I’m doing no better the next day when a woman thinks I’m suggesting her ducks are sick when I ask if they're mallards, or when we visit an underground 4th century church. While my loved one is engaged in taking photos, I adopt a stance designed to repel all boarders to protect me from passing conversationalists. It doesn’t work and, though I haven’t picked up exactly what, someone is asking me what I think of something and from his expression it seems to be about how amazing everything is. While my brain is scrabbling round for some vocabulary that might be appropriate to a 4th century underground church, my mouth has decided that I‘ll never live that long, opens of its own accord and says simply “yes”. If this continues I’ll be known as the woman who can’t say no.

But lunchtime brings a stroke of luck, when I sit next to the only other foreigner on the tour - an Israeli - whom I can actually understand. He comes to France for his holidays to escape the rockets at home but apparently they’re nothing compared to the salvos that Sonja fired at him on a previous trip so he’s been enjoying watching her pick on us this time.
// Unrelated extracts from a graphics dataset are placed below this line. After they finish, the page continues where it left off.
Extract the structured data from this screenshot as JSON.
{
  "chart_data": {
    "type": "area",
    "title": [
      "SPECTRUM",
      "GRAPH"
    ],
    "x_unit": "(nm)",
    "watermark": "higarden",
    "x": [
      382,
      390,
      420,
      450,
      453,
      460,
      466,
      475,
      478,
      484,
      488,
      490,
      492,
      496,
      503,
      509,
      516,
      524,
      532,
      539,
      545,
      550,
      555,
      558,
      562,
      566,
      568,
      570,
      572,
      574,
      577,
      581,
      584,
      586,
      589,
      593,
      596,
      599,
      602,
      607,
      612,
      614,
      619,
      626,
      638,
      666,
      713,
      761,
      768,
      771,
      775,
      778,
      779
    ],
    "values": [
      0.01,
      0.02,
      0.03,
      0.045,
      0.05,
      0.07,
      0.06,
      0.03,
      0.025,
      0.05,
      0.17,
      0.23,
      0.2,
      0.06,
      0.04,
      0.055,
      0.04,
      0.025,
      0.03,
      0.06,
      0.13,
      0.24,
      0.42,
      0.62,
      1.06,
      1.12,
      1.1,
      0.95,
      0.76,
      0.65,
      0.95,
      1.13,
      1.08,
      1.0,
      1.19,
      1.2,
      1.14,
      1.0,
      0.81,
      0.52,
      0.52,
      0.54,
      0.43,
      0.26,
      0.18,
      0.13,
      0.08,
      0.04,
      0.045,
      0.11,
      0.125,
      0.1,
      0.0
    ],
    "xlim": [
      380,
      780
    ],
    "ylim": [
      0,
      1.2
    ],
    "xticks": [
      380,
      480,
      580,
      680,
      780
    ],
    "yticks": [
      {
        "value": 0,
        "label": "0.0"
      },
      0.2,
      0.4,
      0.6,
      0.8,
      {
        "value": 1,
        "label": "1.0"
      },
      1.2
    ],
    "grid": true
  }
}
We're on a tour of a wine factory and Sonja scents oppression and sets to work to sniff it out and find out how the workers are exploited. Like a hungry lion, she spots the slowest impala, isolates her victim from the rest of the herd, pounces on him and demands to know if he gets the minimum wage. But she‘s somewhat confounded when he tells her he’s well paid.

“Well?” says my loved one on the way home. “It’s been great” I tell him - "the people were lovely - generous about our rugby win and patient with our French and by the end of the tour we were beginning to get tuned in to the accent. But I’m still never doing it again”. “That’s what you said last time” he tells me. “So, you mean that after all that, it’s not my French, but my memory that needs improving”?

Comments:
I’m doing no better the next day when a woman thinks I’m suggesting her ducks are sick when I ask if they're mallards

HILARIOUS!!!
 
Thanks Cliff, but I'm still cringing about that particular conversation.
 
"in a few ah bons"

Hahaha. That's what I'd be doing. Really nice post :).
 
Thanks Wendy - made me think that maybe you could just join dinner tables around the world throwing that in. Wonder what the Chinese is for ah bon!